There are two kinds of state independence: factual, which is the set of four elements above, and legal, a status conferred by the international community and based on fundamental, inviolable jus cogens norms. Even if an uninhabitable island is no longer factually independent, it can still be recognized by other states as legally independent as long as it maintains a “population nucleus” of 50 or more people – or, in the case of complete submersion, if it maintains a functioning government, even one located in another state, that claims continued statehood. Only if the majority of the world’s states decided not to recognize it any longer would the island no longer be legally independent, but that is an unlikely scenario. Morally, other countries have an obligation to support the islands’ continued existence. Politically, many would want to avoid setting dangerous new precedents.

Other options include a trusteeship run by the islanders with financing from other countries, a “nation ex situ” that can hold a scattered Pacific island diaspora together and would align well with today’s global, cross-border citizenships and rich online communities. Yet the trustneeship known as the United Nations Trust Territory of the Pacific Islands, administered by the United States between 1947 and 1986, caused significant problems before RMI became independent in 1979. During that time, America conducted 66 nuclear test explosions, leading to the Marshallese peoples’ first exposure to radiation – and relocation. The effects of that radiation and relocation still linger in the form of more than 35 severe medical conditions, such as cancer of the bone, and destroyed homes and property. If a trusteeship were the answer, then, it would have to work entirely differently from how it has in the past. But it also remains unclear how an island diaspora would work without the land and resources that form the basis of its cultural identity.

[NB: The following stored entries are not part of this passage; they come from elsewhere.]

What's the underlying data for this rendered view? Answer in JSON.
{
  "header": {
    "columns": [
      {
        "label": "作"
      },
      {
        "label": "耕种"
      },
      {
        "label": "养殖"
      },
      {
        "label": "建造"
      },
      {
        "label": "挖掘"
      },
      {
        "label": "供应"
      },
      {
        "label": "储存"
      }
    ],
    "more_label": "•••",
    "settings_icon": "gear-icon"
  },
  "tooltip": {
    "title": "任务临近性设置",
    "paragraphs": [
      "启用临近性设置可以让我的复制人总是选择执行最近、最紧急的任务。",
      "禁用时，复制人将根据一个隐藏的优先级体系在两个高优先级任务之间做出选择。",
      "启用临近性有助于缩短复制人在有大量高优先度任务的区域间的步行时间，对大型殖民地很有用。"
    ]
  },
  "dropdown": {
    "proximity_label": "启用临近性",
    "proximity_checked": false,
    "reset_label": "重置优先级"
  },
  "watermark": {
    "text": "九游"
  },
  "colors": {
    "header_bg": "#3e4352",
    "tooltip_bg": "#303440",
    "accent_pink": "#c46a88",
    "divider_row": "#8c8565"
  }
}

This one example highlights the difficulty surrounding possible solutions to safeguard the islanders’ statehood if the worst-case scenario becomes a reality – a reality that is extraordinarily challenging for Pacific islanders like the Marshallese to contemplate, not least because today’s generation may be challenged by a statehood they struggled to achieve only 25 years ago. But if discussing legal theories in advance of submersion prepares the world for such changes and smooths inevitable political difficulties, that statehood – while hardly ideal – will at least not be lost.

 


This piece is based partially on presentations made by Maxine Burkett of the University of Hawaii and Jenny Grote Stoutenburg of the University of California, Berkeley, as well as comments made by RMI Ambassador Phillip Muller, all at the Columbia University’s law school conference, Threatened Island Nations: Legal Implications of Rising Seas and a Changing Climate.